Actually, you do noty have much of a choice, but this also depends on the client type. If it is Windows, you can of course ask the Change Journal.
 
Another related question then on the same restore. It appears that prior to the restore launching the recover action is initializing and a part of this is evidently using a piece of ram per file as overhead prior to the recover launching. The issue is that you run out of ram and the recover just stalls or hangs with no error message. Does the entire recover request have to be totally in RAM prior to recover or is there a way to have it buffer up to a resonable amount of memory than recover/restore that portion then move on to the next segment? I had to break the recover commands into a input list document of subfolders before I could get to the recover to begin. Kind of makes any restore of any significant amount of files complicated. It also appears that 2 GB is the limit in RAM where a hang occurs even when you have 3 out of 4 GB of RAM available.

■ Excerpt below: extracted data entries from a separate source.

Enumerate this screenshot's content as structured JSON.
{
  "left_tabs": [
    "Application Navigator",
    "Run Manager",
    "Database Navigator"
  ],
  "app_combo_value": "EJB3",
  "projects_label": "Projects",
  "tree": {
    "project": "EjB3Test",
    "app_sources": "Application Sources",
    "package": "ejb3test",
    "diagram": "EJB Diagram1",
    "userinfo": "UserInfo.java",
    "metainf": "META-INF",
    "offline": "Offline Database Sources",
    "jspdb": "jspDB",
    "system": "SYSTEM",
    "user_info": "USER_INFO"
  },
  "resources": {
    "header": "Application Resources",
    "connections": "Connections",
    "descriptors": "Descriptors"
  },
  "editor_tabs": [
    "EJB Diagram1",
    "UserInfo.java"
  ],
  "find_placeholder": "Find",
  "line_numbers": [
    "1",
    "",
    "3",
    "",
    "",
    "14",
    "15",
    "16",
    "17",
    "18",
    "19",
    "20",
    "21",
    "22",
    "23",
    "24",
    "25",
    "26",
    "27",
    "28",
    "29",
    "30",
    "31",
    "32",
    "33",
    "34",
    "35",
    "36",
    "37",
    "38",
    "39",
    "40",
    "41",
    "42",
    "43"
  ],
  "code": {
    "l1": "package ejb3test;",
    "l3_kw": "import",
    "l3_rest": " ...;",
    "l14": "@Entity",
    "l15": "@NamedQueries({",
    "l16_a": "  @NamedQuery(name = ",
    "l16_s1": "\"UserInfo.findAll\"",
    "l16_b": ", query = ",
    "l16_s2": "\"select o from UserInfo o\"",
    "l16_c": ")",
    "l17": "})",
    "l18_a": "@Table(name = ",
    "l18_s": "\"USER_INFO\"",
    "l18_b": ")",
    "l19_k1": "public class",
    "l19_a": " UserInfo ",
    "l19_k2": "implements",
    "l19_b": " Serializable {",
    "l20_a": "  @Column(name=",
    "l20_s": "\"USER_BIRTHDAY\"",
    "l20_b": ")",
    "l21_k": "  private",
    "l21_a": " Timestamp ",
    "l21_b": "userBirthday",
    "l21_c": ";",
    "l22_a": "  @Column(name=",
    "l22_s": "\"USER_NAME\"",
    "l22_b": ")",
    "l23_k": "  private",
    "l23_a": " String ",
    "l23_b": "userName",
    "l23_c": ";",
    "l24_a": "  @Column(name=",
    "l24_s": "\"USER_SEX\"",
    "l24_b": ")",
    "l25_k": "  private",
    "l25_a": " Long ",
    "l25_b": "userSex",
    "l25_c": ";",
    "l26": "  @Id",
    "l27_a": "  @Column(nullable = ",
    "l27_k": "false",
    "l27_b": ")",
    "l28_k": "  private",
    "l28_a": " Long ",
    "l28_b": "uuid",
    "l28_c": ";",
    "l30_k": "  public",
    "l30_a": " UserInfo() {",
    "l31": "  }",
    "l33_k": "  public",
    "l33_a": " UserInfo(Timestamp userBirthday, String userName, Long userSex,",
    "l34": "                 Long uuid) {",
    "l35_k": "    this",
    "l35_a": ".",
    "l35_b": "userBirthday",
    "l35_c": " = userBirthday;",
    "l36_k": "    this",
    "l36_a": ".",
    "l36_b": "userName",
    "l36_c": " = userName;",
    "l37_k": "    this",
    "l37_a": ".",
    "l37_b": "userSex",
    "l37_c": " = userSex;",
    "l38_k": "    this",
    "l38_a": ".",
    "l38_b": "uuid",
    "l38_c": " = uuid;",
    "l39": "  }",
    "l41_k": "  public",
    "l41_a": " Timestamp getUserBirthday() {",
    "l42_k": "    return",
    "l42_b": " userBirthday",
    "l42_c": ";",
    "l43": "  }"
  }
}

Any input is appreciated.
 
I don't know the effect you describe. However, i guess i know what you want to mean.

If you want to recover and you select a directory to browse, two things happen:
1. The file names will be retrieved from the index and sent to your computer. This takes a moment, depending of the number of files in this directory.
2. Then NetWorker hashes the filenames internally before it releases the GUI and returns control to you. With the file numbers you initially stated, this may take minutes - if you really have a huge file number, it may even take hours. During this period, you will see the RAM usage increasing.

Once 'NW is back', you will be able to select the files for recovery and run this process without problems - it is the browse phase which will take so long. By the way, this is not a GUI problem - it will even happen when you use the command line.

Can you avoid this? - yes, but not from the browseable recovery. In this case you must use the save set recovery or the 'direct recovery' (recover -S ssid -a file(s)).
 
Thanks! I will give that a shot the next time I have this situation.
 
There might be a workarround :
mount a Share ( Nfs or Cifs depending on your os) of ther new Server to your old one.
The connect to your "old" server where you backupd the data an initiate a saveset recovery of your differential backup.
Relocate the restore to your mounted share an select "Overwrite" existing data.

Now you can avoid restoring your 20 or more miollion files.
Of course you have an I/O-penalty on your server.